What really caught the attention of serious money was Evernote. When prestigious investment firm Baillie Gifford watched Bending Spoons transform the struggling app into a profitable business within months, they didn't just invest—they came back for more. After putting money into a $155 million round that valued the company at $2.6 billion, Baillie Gifford is now seeking co-investors for a deal that could value Bending Spoons at $12 billion.

The valuation surge reflects Bending Spoons' expanding ambitions. The company's recent acquisitions have grown progressively larger: Meetup's assets from bankruptcy court, WeTransfer after it shelved IPO plans, video platform Brightcove for $233 million (a 90% premium), Vimeo for $1.38 billion (a 91% premium over its share price), and then AOL for $1.5 billion. Each deal follows the same pattern: identify a subscale public company or struggling private firm with steady cash flow, pay a premium that seems generous against depressed valuations, then execute the playbook.

The AOL acquisition represents something different, a bet that even the most faded internet brands can be revived through Bending Spoons' particular brand of financial discipline. With $2.8 billion in fresh debt for that deal alone, plus plans to continue acquiring, the company is betting it can service massive leverage through operational improvements that others can't or won't make.

For the employees of potential acquisition targets, Bending Spoons has become Silicon Valley's boogeyman, the acquirer that almost certainly means layoffs. When Bending Spoons bought video app maker Filmic, the entire staff was let go. The WeTransfer cuts eliminated three-quarters of the workforce. Even successful integrations like Remini, the AI photo enhancer that Bending Spoons grew to 90 million monthly users, came through aggressive monetization tactics including a $10 weekly subscription that most users abandon after two or three months.

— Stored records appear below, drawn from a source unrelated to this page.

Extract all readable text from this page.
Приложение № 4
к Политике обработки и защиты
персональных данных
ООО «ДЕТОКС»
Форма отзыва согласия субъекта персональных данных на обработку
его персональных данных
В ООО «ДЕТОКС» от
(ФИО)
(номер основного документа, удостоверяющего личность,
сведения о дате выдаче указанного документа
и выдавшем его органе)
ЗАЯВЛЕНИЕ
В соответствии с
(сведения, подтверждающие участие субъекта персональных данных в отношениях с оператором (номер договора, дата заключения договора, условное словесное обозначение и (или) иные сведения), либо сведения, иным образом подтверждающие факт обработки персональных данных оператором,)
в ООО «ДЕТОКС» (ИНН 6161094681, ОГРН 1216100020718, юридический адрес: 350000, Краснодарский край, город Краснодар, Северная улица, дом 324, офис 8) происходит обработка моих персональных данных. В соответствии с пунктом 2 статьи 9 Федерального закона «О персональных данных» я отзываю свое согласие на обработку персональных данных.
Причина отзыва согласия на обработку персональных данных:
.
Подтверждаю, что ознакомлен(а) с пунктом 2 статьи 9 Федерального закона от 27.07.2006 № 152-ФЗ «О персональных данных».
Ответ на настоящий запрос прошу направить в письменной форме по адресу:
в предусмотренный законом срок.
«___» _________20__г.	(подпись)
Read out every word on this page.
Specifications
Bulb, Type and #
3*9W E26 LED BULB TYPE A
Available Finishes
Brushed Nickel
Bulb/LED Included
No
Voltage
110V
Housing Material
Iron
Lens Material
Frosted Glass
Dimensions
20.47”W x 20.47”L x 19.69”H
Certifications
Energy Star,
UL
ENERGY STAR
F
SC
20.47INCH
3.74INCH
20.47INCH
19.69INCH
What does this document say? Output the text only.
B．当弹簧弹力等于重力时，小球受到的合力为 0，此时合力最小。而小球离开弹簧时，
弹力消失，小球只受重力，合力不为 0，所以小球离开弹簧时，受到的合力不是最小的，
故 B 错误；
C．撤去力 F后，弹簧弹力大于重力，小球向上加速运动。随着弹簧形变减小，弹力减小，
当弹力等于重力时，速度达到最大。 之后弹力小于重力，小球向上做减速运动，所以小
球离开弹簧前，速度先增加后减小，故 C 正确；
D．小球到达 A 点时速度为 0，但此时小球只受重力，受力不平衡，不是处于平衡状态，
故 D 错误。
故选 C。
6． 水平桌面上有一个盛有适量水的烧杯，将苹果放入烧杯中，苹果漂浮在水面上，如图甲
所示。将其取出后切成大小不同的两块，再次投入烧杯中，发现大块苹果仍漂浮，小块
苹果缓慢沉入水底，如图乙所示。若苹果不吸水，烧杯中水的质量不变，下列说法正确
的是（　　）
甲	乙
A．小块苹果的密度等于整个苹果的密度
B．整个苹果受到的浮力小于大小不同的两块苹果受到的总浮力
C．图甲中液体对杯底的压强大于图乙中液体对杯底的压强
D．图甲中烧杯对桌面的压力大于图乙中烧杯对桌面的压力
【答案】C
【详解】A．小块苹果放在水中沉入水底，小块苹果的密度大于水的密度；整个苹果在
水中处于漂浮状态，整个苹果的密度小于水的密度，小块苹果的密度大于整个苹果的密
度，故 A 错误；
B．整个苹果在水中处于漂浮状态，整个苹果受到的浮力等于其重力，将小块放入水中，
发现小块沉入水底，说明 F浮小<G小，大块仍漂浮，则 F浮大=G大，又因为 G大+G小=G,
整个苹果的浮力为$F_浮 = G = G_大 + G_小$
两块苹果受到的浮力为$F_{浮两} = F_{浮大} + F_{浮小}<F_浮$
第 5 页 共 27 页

Yet the model keeps working. In an industry that spent two decades prioritizing growth over profits, Bending Spoons recognized that many tech products had already found their users, they just hadn't found their business model. By applying private equity discipline to consumer apps, the company discovered an arbitrage opportunity hiding in plain sight.

The irony is inescapable. While Silicon Valley startups burn billions trying to find product-market fit, a company in Milan is worth $12 billion from buying their failures. While venture capitalists preach the gospel of growth, Bending Spoons proves that sometimes the best strategy is to let someone else do the growing, then buy them when they stumble.

With over $4 billion in debt, more than $1 billion in equity financing, and an IPO on the horizon that could create one of Europe's largest tech companies, Bending Spoons is poised to continue its acquisition spree. The company has proven that in tech's graveyard of abandoned dreams and failed pivots, there's gold to be mined, if you're willing to be the one holding the shovel.